Another example is marking how data can be used across threads with traits like `Send` and `Sync`. Another - when compared to C anyways - is simply having a visibility system so that you can create structs with fields that aren't directly accessible via other code (so you can control every single function that directly accesses them and maintain invariants in those functions).
> In both cases there is zero help from the compiler to actually verify that the checks that are done on top are sufficient.

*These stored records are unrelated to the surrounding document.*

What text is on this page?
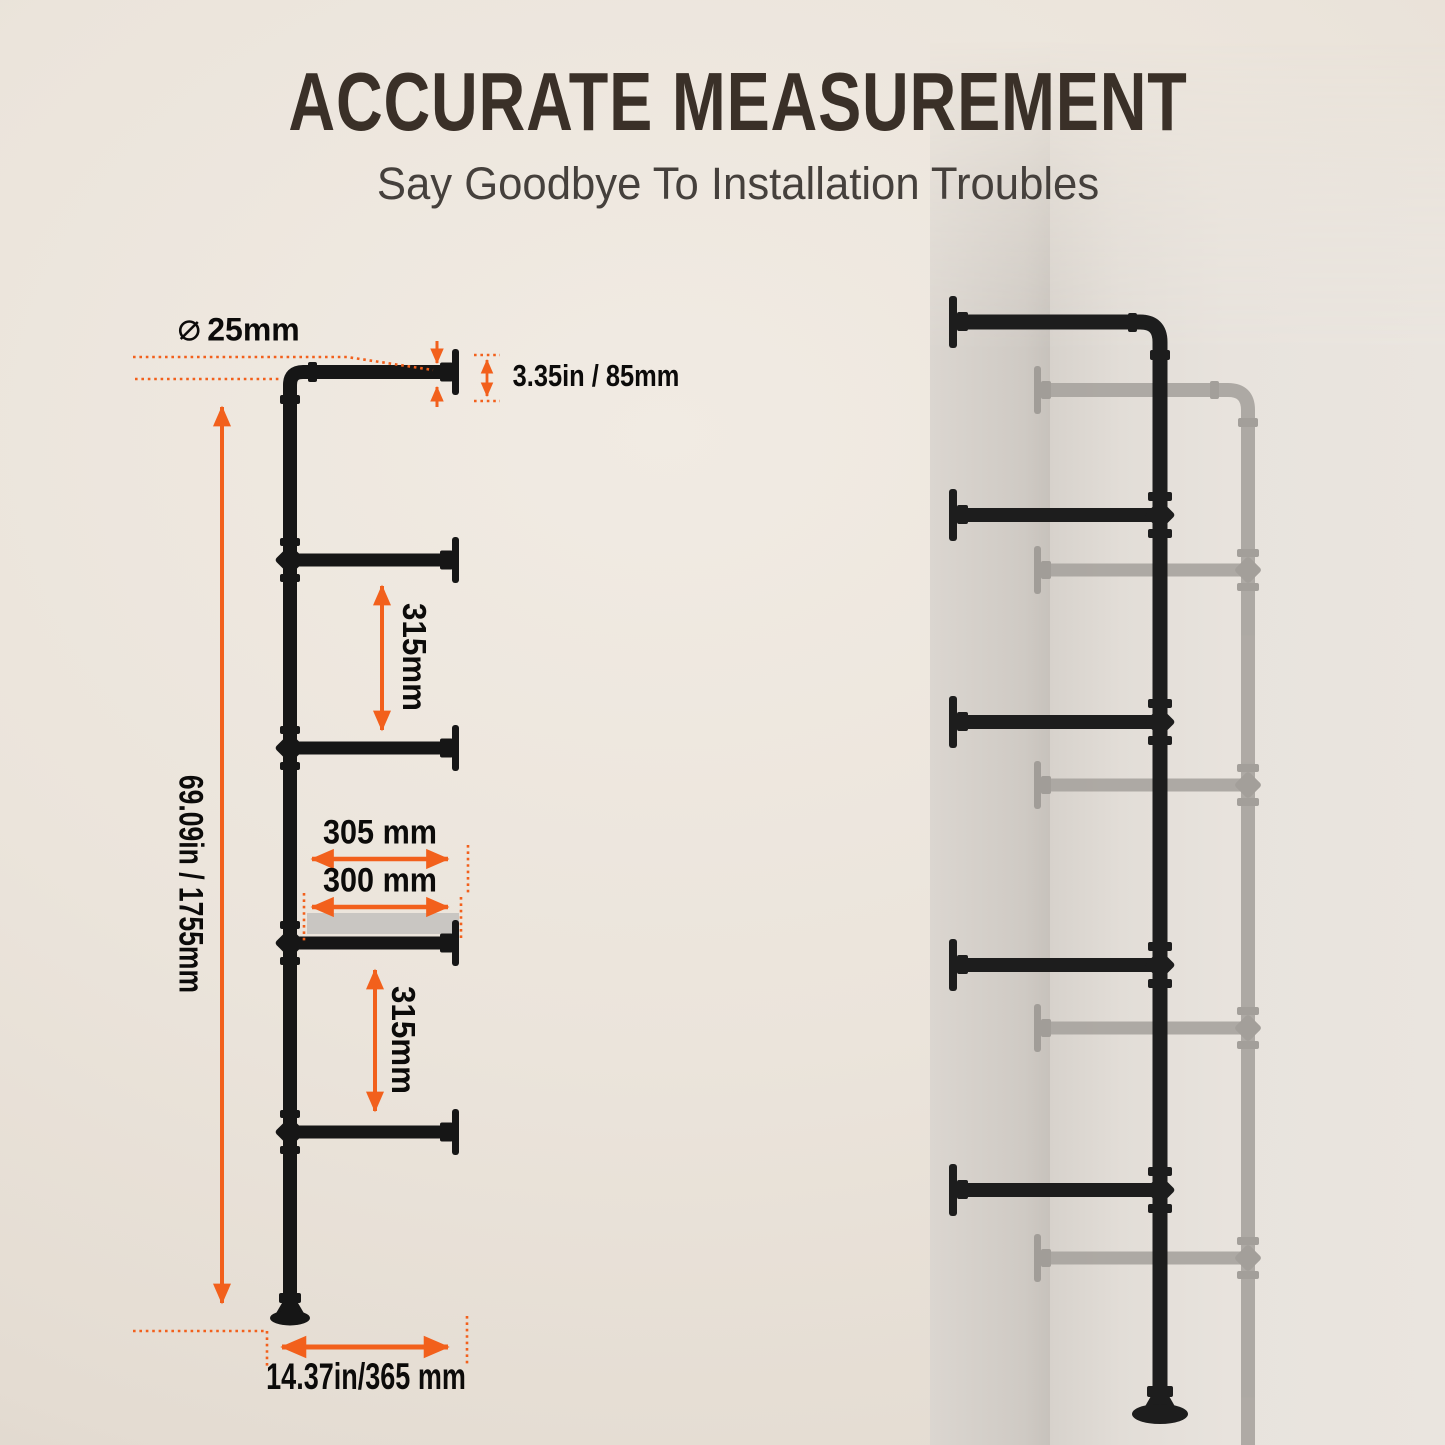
ACCURATE MEASUREMENT
Say Goodbye To Installation Troubles
25mm
3.35in / 85mm
315mm
305 mm
300 mm
315mm
69.09in / 1755mm
14.37in/365 mm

Yes and no, "unsafe" in rust is synonymous with "the compiler isn't able to verify this for you". Typically rust docs do a pretty good job of enumerating exactly what the programmer must verify. There are tools that try to help the programmer do this, from simple things like being able to enable a lint that checks every time you wrote unsafe you left a comment saying why it's ok, and that you actually wrote something the compiler couldn't verify in the first place. To complex things like having a (very slow) interpreter that carefully checks that in at least one specific execution every required invariant is maintained (with the exception of some FFI stuff that it fails on as it is unable to see across language boundaries sufficiently well).
The rust ecosystem is very interested in tools that make it easier to write correct unsafe code. It's just rather fundamentally a hard problem.
* Technically there are very experimental proof systems that can check some cases these days. But I wouldn't say they are ready for prime time use yet.
It does in rust. An `unsafe fn()` is a different type than a (implicitly safe by the lack of keyword) `fn()`.
The difference is that unsafe fn's can be encapsulated in safe wrappers, where as IO functions sort of fundamentally can't be encapsulated in non-IO wrappers. This makes the IO tagged type signatures viral throughout your program (and as a result annoying), while the safety tagged type signatures are things you only have to think about if you're touching the non-encapsulated unsafe code yourself.